Jakie są tego przyczyny?
- Wygląda, że cały czas chce coś kontrolować i to go blokuje. Nie ma luzu, który zawsze w nim był i tej chęci latania, może ona jest, ale po takim skoku trudno jest mu lecieć, bo nie ma szybkości w powietrzu - mówił Małysz.
Stoch w pierwszej serii miał dopiero dziewiąty wynik w czwartej grupie, a w drugiej ósmy. To już, jak wyliczył serwis skijumping.pl, dziewiąty konkurs drużynowy, w którym słabsza postawa Stocha wpłynęła na wynik drużyny.
Z bardzo dobrej strony pokazał się za to Jakub Wolny, który dwa razy bił rekord życiowy podczas tej "drużynówki". Czy narodził się nam nowy lotnik?
- Można tak powiedzieć. Kuba czuje się coraz lepiej na dużych skoczniach. Było tak w Willingem, Oberstdorfie i teraz w Vikersundzie. Fajnie, bo mamy same loty do końca - powiedział Małysz.
Najlepszym z Polaków w sobotę był natomiast Piotr Żyła.
- Muszę mówić w wywiadach, że się boję o Piotrka, bo wtedy on zaczyna dobrze skakać. Zawsze tak jest. To jakaś magia. Tym bardziej, że on od pierwszego skoku prezentował się tutaj dobrze. To go nakręca i wiesz, że on nie zepsuje, dzisiaj, nawet jak siedział na belce, to się śmiał, ma radość z tego skakania - stwierdził dyrektor PZN-u.

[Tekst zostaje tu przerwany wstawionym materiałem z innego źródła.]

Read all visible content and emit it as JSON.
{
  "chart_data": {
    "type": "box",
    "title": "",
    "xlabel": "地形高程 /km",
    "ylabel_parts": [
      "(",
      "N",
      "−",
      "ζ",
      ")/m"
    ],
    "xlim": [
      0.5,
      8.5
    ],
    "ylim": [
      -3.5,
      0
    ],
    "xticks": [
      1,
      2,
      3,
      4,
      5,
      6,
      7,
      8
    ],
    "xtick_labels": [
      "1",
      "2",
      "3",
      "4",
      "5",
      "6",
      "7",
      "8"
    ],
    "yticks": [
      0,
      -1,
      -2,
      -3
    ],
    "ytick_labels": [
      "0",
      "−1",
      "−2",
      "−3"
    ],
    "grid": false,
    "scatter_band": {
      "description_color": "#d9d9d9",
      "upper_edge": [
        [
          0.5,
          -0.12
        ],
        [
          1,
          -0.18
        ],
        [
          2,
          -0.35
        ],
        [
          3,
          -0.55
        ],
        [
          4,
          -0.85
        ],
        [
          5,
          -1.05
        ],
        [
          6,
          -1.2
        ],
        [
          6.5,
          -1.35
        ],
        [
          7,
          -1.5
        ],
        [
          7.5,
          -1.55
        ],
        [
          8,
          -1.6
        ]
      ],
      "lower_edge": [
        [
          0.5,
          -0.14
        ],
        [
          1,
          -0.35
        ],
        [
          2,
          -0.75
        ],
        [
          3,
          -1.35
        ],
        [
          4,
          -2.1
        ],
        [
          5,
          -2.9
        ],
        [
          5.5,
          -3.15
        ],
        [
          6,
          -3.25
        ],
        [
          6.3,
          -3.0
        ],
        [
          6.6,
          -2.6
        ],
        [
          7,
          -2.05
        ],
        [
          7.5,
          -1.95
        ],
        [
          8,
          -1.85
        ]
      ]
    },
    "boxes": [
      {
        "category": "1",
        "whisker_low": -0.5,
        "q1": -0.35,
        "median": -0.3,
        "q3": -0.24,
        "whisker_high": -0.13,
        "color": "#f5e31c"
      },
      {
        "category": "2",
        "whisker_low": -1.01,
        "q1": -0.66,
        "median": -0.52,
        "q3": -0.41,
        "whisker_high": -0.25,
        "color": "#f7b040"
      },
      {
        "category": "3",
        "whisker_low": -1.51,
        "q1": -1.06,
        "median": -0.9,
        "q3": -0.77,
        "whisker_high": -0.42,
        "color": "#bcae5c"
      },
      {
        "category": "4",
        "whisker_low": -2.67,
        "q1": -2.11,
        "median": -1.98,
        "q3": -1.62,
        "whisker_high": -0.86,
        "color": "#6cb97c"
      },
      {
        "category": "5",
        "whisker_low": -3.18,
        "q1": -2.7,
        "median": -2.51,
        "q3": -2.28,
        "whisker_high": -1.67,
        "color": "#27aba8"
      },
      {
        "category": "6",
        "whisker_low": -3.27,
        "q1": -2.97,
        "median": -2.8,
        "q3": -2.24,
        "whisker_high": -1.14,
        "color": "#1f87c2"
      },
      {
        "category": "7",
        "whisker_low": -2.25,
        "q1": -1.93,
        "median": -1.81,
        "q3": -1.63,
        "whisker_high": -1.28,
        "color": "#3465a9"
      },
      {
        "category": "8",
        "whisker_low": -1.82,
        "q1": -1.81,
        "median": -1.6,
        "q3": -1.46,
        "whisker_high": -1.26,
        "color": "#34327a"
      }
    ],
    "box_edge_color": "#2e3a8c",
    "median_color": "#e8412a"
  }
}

Konkurs drużynowy w lotach wygrali Słoweńcy, przed Niemcami i Austriakami. Polska była czwarta.
W niedzielę ostatnia odsłona tegorocznego Raw Air - konkurs indywidualny w Vikersundzie.
- Jeśli konkurs się odbędzie, bo prognozy nie są dobre, to jutro może się wiele zdarzyć - przyznał Małysz.